Resource and Operations Management for Industry 4.0


Foundation Models for Time-series Forecasting

In process and manufacturing industries, we typically have 100s of sensors capturing different statistics of resources and assets in a periodic manner. Accurate forecasting of these sensor streams greatly helps in improved business decisions and efficient downstream tasks. To solve this, our team at IBM Research focuses on building a reusable & scalable platform for multi-variate long-term time-series forecasting incorporating a wide spectrum of various novel state-of-art algorithms and scalable ML pipelines. One of the key focus area in this work stream is to learn generalized representation for time-series in different industries and domains. The primary goal is to capture the domain knowledge of the industry as a time series embedding in a semi-supervised way, that can be used to bootstrap and speed-up various downstream tasks (like forecasting, anomaly detection, classification, etc.). These techniques greatly help in improving the accuracy of the forecasting models especially when there is data scarcity and less availability of labelled data.
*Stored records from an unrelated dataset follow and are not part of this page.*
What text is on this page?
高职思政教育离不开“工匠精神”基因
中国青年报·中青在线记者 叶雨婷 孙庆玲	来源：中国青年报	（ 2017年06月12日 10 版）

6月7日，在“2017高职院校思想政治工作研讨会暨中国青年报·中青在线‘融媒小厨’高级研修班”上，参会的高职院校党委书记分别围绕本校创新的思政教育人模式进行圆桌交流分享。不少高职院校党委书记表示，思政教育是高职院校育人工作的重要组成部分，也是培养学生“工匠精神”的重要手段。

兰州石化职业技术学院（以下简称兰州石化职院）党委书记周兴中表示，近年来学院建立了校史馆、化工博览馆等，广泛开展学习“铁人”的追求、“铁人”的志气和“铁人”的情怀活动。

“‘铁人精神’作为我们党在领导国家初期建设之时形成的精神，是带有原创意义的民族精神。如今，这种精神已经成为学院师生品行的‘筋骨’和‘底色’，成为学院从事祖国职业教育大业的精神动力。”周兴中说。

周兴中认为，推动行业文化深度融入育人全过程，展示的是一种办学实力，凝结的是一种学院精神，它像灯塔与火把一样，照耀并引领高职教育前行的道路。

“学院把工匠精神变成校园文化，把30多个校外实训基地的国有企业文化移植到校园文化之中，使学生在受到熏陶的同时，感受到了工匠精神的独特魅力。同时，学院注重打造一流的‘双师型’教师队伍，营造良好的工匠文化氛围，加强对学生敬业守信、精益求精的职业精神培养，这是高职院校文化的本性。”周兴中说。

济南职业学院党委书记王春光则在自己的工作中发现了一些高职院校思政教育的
These assets are packaged as part of our Foundation Model ecosystem and can be customized based on various client requirements.

Process Insights and Operation Control

Fast-changing demand and market competition force every business and the process industry to continuously adjust to cater to these ever-changing needs, making it difficult to track and analyze the impact of every adjustment on the overall system stability. Adopting a data-driven model for process control and decision-making provides a scalable solution, which comes with many additional requirements,

  1. Create a trustworthy model-driven solution.

  2. Enabling a model-driven process control.

  3. Monitoring model health.

Most validation approaches focus on accuracy metric, which often does not guarantee the model's correctness. This project focuses on model-driven process insights generation to gain trust, and use user feedback to correct model performance.

Active forecasting models the effect of external factors on the forecast. While essential for business strategy evaluation and process control, it demands process knowledge (the cause and effect chain), which is often unknown in many scenarios. As part of this work, we explore various modeling strategies, viz. data-driven simulated experiment-based resolution of causal impact, a differential equation-based model for approximating the data generating process. The integrated framework enables the direct incorporation of such approaches into the forecasting model.

Further most industries experience significant drift in data distribution over time, which is a big challenge to data-driven models, as their performance deteriorates with data drift. Continuous monitoring of the model health, identifying data drift, and updating the model when needed to avoid anomalies in the process control is an important component of this project.